Furthermore, the study also found that within the hospital setting, midwifery-led care scored much higher than consultant-led care – 6.4 out of 10 versus just 4.9 out of 10.
“Better continuity of care, greater bodily integrity and more informed consent during home births were identified by participants as some of the reasons why their home birth experience was more positive than their hospital birth.
“Many of those who participated in the study felt that interventions routinely offered in hospital were unwanted or unnecessary and would alter the natural course of birth, with a perception that hospital policies and procedures were often at odds with individual birth preferences and aspirations,” explained lead researcher, Soma Gregory, of the School of Social Work and Social Policy in Trinity College Dublin.
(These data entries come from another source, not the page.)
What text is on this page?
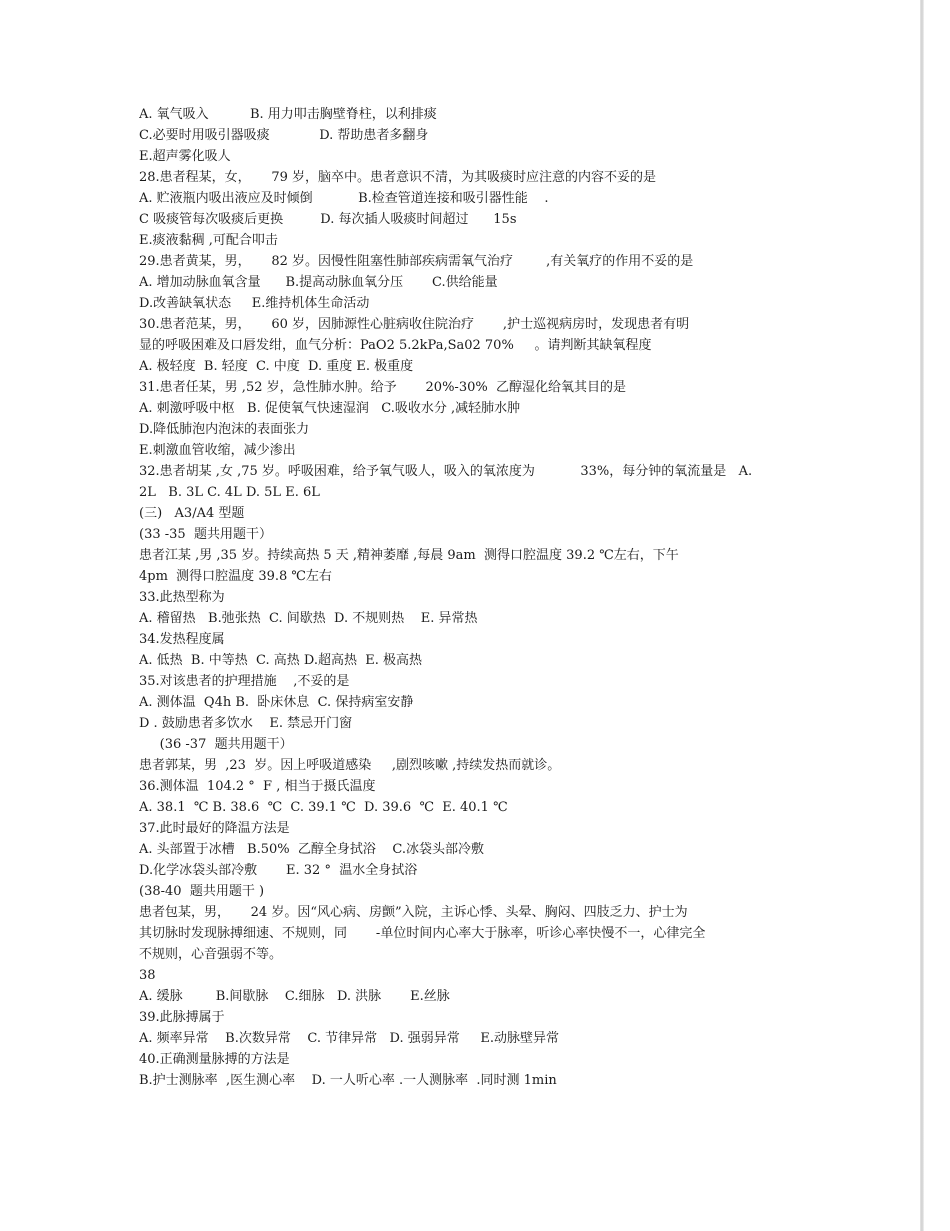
A. 氧气吸入          B. 用力叩击胸壁脊柱，以利排痰
C.必要时用吸引器吸痰            D. 帮助患者多翻身
E.超声雾化吸人
28.患者程某，女，     79 岁，脑卒中。患者意识不清，为其吸痰时应注意的内容不妥的是
A. 贮液瓶内吸出液应及时倾倒           B.检查管道连接和吸引器性能    .
C 吸痰管每次吸痰后更换         D. 每次插人吸痰时间超过      15s
E.痰液黏稠 ,可配合叩击
29.患者黄某，男，     82 岁。因慢性阻塞性肺部疾病需氧气治疗        ,有关氧疗的作用不妥的是
A. 增加动脉血氧含量      B.提高动脉血氧分压       C.供给能量
D.改善缺氧状态     E.维持机体生命活动
30.患者范某，男，     60 岁，因肺源性心脏病收住院治疗       ,护士巡视病房时，发现患者有明
显的呼吸困难及口唇发绀，血气分析：PaO2 5.2kPa,Sa02 70%     。请判断其缺氧程度
A. 极轻度  B. 轻度  C. 中度  D. 重度 E. 极重度
31.患者任某，男 ,52 岁，急性肺水肿。给予       20%-30%  乙醇湿化给氧其目的是
A. 刺激呼吸中枢   B. 促使氧气快速湿润   C.吸收水分 ,减轻肺水肿
D.降低肺泡内泡沫的表面张力
E.刺激血管收缩，减少渗出
32.患者胡某 ,女 ,75 岁。呼吸困难，给予氧气吸人，吸入的氧浓度为           33%，每分钟的氧流量是   A.
2L   B. 3L C. 4L D. 5L E. 6L
(三)   A3/A4 型题
(33 -35  题共用题干）
患者江某 ,男 ,35 岁。持续高热 5 天 ,精神萎靡 ,每晨 9am  测得口腔温度 39.2 ℃左右，下午
4pm  测得口腔温度 39.8 ℃左右
33.此热型称为
A. 稽留热   B.弛张热  C. 间歇热  D. 不规则热    E. 异常热
34.发热程度属
A. 低热  B. 中等热  C. 高热 D.超高热  E. 极高热
35.对该患者的护理措施    ,不妥的是
A. 测体温  Q4h B.  卧床休息  C. 保持病室安静
D . 鼓励患者多饮水    E. 禁忌开门窗
(36 -37  题共用题干）
患者郭某，男  ,23  岁。因上呼吸道感染     ,剧烈咳嗽 ,持续发热而就诊。
36.测体温  104.2 °  F , 相当于摄氏温度
A. 38.1  ℃ B. 38.6  ℃  C. 39.1 ℃  D. 39.6  ℃  E. 40.1 ℃
37.此时最好的降温方法是
A. 头部置于冰槽   B.50%  乙醇全身拭浴    C.冰袋头部冷敷
D.化学冰袋头部冷敷       E. 32 °  温水全身拭浴
(38-40  题共用题干 )
患者包某，男，     24 岁。因“风心病、房颤”入院，主诉心悸、头晕、胸闷、四肢乏力、护士为
其切脉时发现脉搏细速、不规则，同       -单位时间内心率大于脉率，听诊心率快慢不一，心律完全
不规则，心音强弱不等。
38
A. 缓脉        B.间歇脉    C.细脉   D. 洪脉       E.丝脉
39.此脉搏属于
A. 频率异常    B.次数异常    C. 节律异常   D. 强弱异常     E.动脉壁异常
40.正确测量脉搏的方法是
B.护士测脉率  ,医生测心率    D. 一人听心率 .一人测脉率  .同时测 1min
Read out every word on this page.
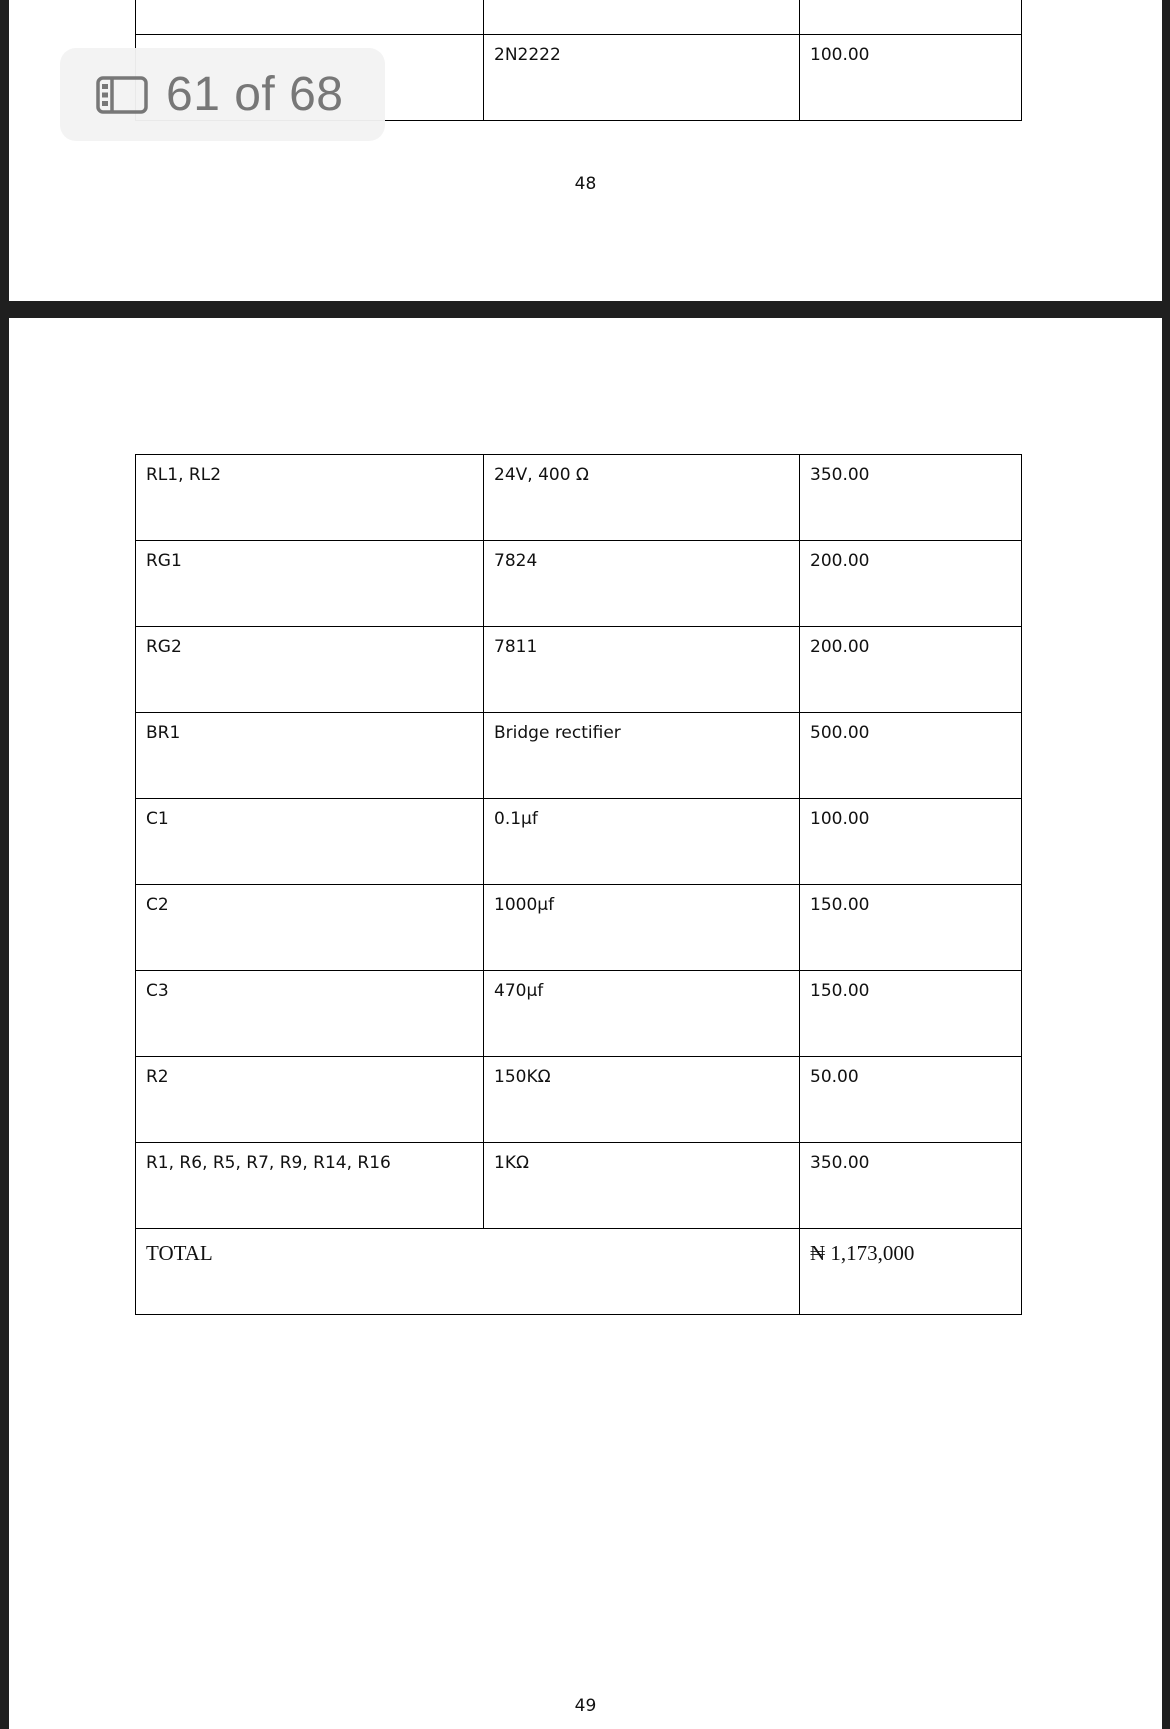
	2N2222	100.00
48
RL1, RL2	24V, 400 Ω	350.00
RG1	7824	200.00
RG2	7811	200.00
BR1	Bridge rectifier	500.00
C1	0.1µf	100.00
C2	1000µf	150.00
C3	470µf	150.00
R2	150KΩ	50.00
R1, R6, R5, R7, R9, R14, R16	1KΩ	350.00
TOTAL		₦ 1,173,000
49
61 of 68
She noted that participants expressed feelings of “joy, comfort and safety” when giving birth at home. They also said that their family’s presence and involvement “created intimate and personal experiences, which were in contrast to experiences described in hospital”.
Currently in Ireland, the vast majority of births take place in hospital under the care of an obstetrician or a team of midwives. However, demand for home births has increased in recent years.
In 2021, 650 planned home births took place in Ireland. This is a 53% increase compared to 2019.
“This research underscores the importance of providing maternity care which is respectful and responsive to diverse beliefs and aspirations about childbirth, particularly in the hospital setting. It also clearly illustrates the need for genuine choice within Ireland’s maternity services,” commented Dr Louise Caffrey of Trinity’s School of Social Work and Social Policy.
The study is published in the journal, Women and Birth.